Importance: Pathogenic DNA variants associated with familial hypercholesterolemia, hereditary breast and ovarian cancer syndrome, and Lynch syndrome are widely recognized as clinically important and actionable when identified, leading some clinicians to recommend population-wide genomic screening.
Objectives: To assess the prevalence and clinical importance of pathogenic or likely pathogenic variants associated with each of 3 genomic conditions (familial hypercholesterolemia, hereditary breast and ovarian cancer syndrome, and Lynch syndrome) within the context of contemporary clinical care.

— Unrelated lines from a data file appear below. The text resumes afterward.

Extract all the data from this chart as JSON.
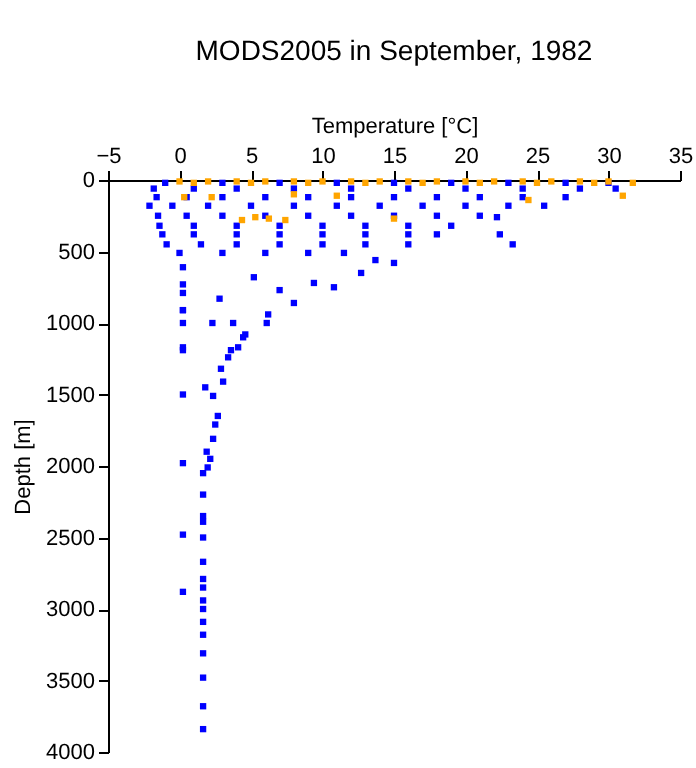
{
  "chart_data": {
    "type": "scatter",
    "title": "MODS2005 in September, 1982",
    "xlabel": "Temperature [°C]",
    "ylabel": "Depth [m]",
    "xlim": [
      -5,
      35
    ],
    "xticks": [
      -5,
      0,
      5,
      10,
      15,
      20,
      25,
      30,
      35
    ],
    "ylim": [
      4000,
      0
    ],
    "yticks": [
      0,
      500,
      1000,
      1500,
      2000,
      2500,
      3000,
      3500,
      4000
    ],
    "grid": false,
    "marker": "square",
    "series": [
      {
        "color": "#0000ff",
        "x": [
          -1,
          3,
          7,
          11,
          15,
          19,
          23,
          27,
          30,
          -1.8,
          1,
          4,
          8,
          12,
          16,
          20,
          24,
          28,
          30.5,
          -1.6,
          0.5,
          3,
          6,
          9,
          12,
          15,
          18,
          21,
          24,
          27,
          -2.1,
          -0.5,
          2,
          5,
          8,
          11,
          14,
          17,
          20,
          23,
          25.5,
          -1.5,
          0.5,
          3,
          6,
          9,
          12,
          15,
          18,
          21,
          22.2,
          -1.4,
          1,
          4,
          7,
          10,
          13,
          16,
          19,
          -1.2,
          1,
          4,
          7,
          10,
          13,
          16,
          18,
          22.4,
          -0.9,
          1.5,
          4,
          7,
          10,
          13,
          16,
          23.3,
          0,
          3,
          6,
          9,
          11.5,
          15,
          12.7,
          9.4,
          8,
          6.2,
          4.6,
          3.6,
          2.3,
          2.8,
          5.2,
          7,
          10.8,
          13.7,
          0.24,
          0.24,
          0.24,
          0.24,
          0.24,
          0.24,
          0.24,
          0.24,
          0.24,
          0.24,
          0.24,
          0.24,
          3.75,
          6.1,
          4.45,
          4.1,
          3.4,
          2.9,
          3.05,
          1.8,
          2.35,
          2.68,
          2.5,
          2.35,
          1.9,
          2.15,
          1.97,
          1.65,
          1.65,
          1.65,
          1.65,
          1.65,
          1.65,
          1.65,
          1.65,
          1.65,
          1.65,
          1.65,
          1.65,
          1.65,
          1.65,
          1.65,
          1.65
        ],
        "values": [
          20,
          20,
          20,
          20,
          20,
          20,
          20,
          20,
          20,
          60,
          60,
          60,
          60,
          60,
          60,
          60,
          60,
          60,
          60,
          120,
          120,
          120,
          120,
          120,
          120,
          120,
          120,
          120,
          120,
          120,
          180,
          180,
          180,
          180,
          180,
          180,
          180,
          180,
          180,
          180,
          180,
          250,
          250,
          250,
          250,
          250,
          250,
          250,
          250,
          250,
          260,
          320,
          320,
          320,
          320,
          320,
          320,
          320,
          320,
          380,
          380,
          380,
          380,
          380,
          380,
          380,
          380,
          380,
          450,
          450,
          450,
          450,
          450,
          450,
          450,
          450,
          510,
          510,
          510,
          510,
          510,
          580,
          650,
          720,
          860,
          940,
          1080,
          1190,
          1000,
          830,
          680,
          770,
          750,
          560,
          610,
          730,
          790,
          910,
          1170,
          910,
          1000,
          1190,
          1500,
          1980,
          2480,
          2880,
          1000,
          1000,
          1100,
          1170,
          1240,
          1320,
          1410,
          1450,
          1510,
          1650,
          1710,
          1810,
          1900,
          1950,
          2010,
          2050,
          2200,
          2350,
          2390,
          2500,
          2670,
          2790,
          2850,
          2940,
          3000,
          3090,
          3180,
          3310,
          3480,
          3680,
          3840
        ]
      },
      {
        "color": "#ffa500",
        "x": [
          0,
          2,
          4,
          6,
          8,
          10,
          12,
          14,
          16,
          18,
          20,
          22,
          24,
          26,
          28,
          30,
          1,
          5,
          9,
          13,
          17,
          21,
          25,
          29,
          0.33,
          2.25,
          4.37,
          5.3,
          6.25,
          7.4,
          15,
          11,
          8,
          24.4,
          31,
          31.7
        ],
        "values": [
          10,
          10,
          10,
          10,
          10,
          10,
          10,
          10,
          10,
          10,
          10,
          10,
          10,
          10,
          10,
          10,
          20,
          20,
          20,
          20,
          20,
          20,
          20,
          20,
          120,
          120,
          280,
          260,
          270,
          280,
          270,
          110,
          100,
          140,
          110,
          20
        ]
      }
    ]
  }
}
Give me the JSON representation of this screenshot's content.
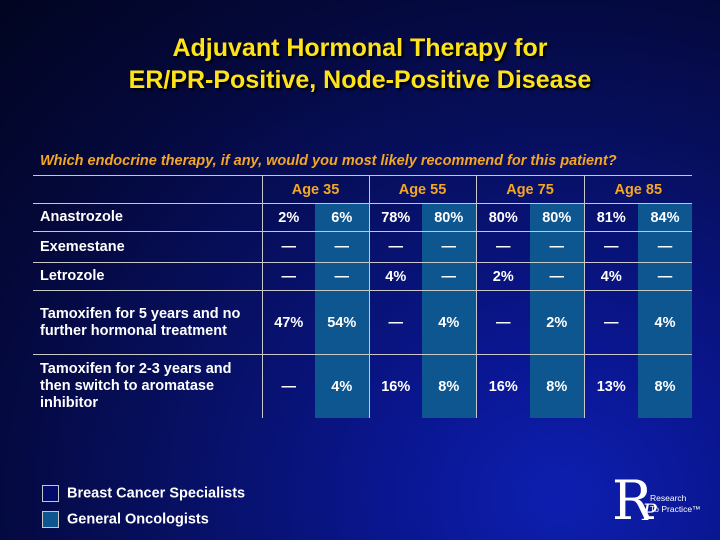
{
  "title_line1": "Adjuvant Hormonal Therapy for",
  "title_line2": "ER/PR-Positive, Node-Positive Disease",
  "question": "Which endocrine therapy, if any, would you most likely recommend for this patient?",
  "age_groups": [
    "Age 35",
    "Age 55",
    "Age 75",
    "Age 85"
  ],
  "rows": [
    {
      "label": "Anastrozole",
      "values": [
        "2%",
        "6%",
        "78%",
        "80%",
        "80%",
        "80%",
        "81%",
        "84%"
      ]
    },
    {
      "label": "Exemestane",
      "values": [
        "—",
        "—",
        "—",
        "—",
        "—",
        "—",
        "—",
        "—"
      ]
    },
    {
      "label": "Letrozole",
      "values": [
        "—",
        "—",
        "4%",
        "—",
        "2%",
        "—",
        "4%",
        "—"
      ]
    },
    {
      "label": "Tamoxifen for 5 years and no further hormonal treatment",
      "values": [
        "47%",
        "54%",
        "—",
        "4%",
        "—",
        "2%",
        "—",
        "4%"
      ]
    },
    {
      "label": "Tamoxifen for 2-3 years and then switch to aromatase inhibitor",
      "values": [
        "—",
        "4%",
        "16%",
        "8%",
        "16%",
        "8%",
        "13%",
        "8%"
      ]
    }
  ],
  "legend": [
    {
      "label": "Breast Cancer Specialists",
      "color": "#020a6a"
    },
    {
      "label": "General Oncologists",
      "color": "#0d5690"
    }
  ],
  "logo": {
    "letter_r": "R",
    "letter_p": "P",
    "line1": "Research",
    "line2": "To Practice™"
  }
}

Design, setting, and participants: This cohort study used gene-sequencing data from 49 738 participants in the UK Biobank who were recruited from 22 sites across the UK between March 21, 2006, and October 1, 2010. Inpatient hospital data date back to 1977; cancer registry data, to 1957; and death registry data, to 2006. Statistical analysis was performed from July 22, 2019, to November 15, 2019.
Exposures: Pathogenic or likely pathogenic DNA variants classified by a clinical laboratory geneticist.
Main outcomes and measures: Composite end point specific to each genomic condition based on atherosclerotic cardiovascular disease events for familial hypercholesterolemia, breast or ovarian cancer for hereditary breast and ovarian cancer syndrome, and colorectal or uterine cancer for Lynch syndrome.
Results: Among 49 738 participants (mean [SD] age, 57  years; 27 144 female [55%]), 441 (0.9%) harbored a pathogenic or likely pathogenic variant associated with any of 3 genomic conditions, including 131 (0.3%) for familial hypercholesterolemia, 235 (0.5%) for hereditary breast and ovarian cancer syndrome, and 76 (0.2%) for Lynch syndrome. Presence of these variants was associated with increased risk of disease: for familial hypercholesterolemia, 28 of 131 carriers (21.4%) vs 4663 of 49 607 noncarriers (9.4%) developed atherosclerotic cardiovascular disease; for hereditary breast and ovarian cancer syndrome, 32 of 116 female carriers (27.6%) vs 2080 of 27 028 female noncarriers (7.7%) developed associated cancers; and for Lynch syndrome, 17 of 76 carriers (22.4%) vs 929 of 49 662 noncarriers (1.9%) developed colorectal or uterine cancer. The predicted probability of disease at age 75 years despite contemporary clinical care was 45.3% for carriers of familial hypercholesterolemia, 41.1% for hereditary breast and ovarian cancer syndrome, and 38.3% for Lynch syndrome. Across the 3 conditions, 39.7% (175 of 441) of the carriers reported a family history of disease vs 23.2% (34 517 of 148 772) of noncarriers.
Conclusions and relevance: The findings suggest that approximately 1% of the middle-aged adult population in the UK Biobank harbored a pathogenic variant associated with any of 3 genomic conditions. These variants were associated with an increased risk of disease despite contemporary clinical care and were not reliably detected by family history.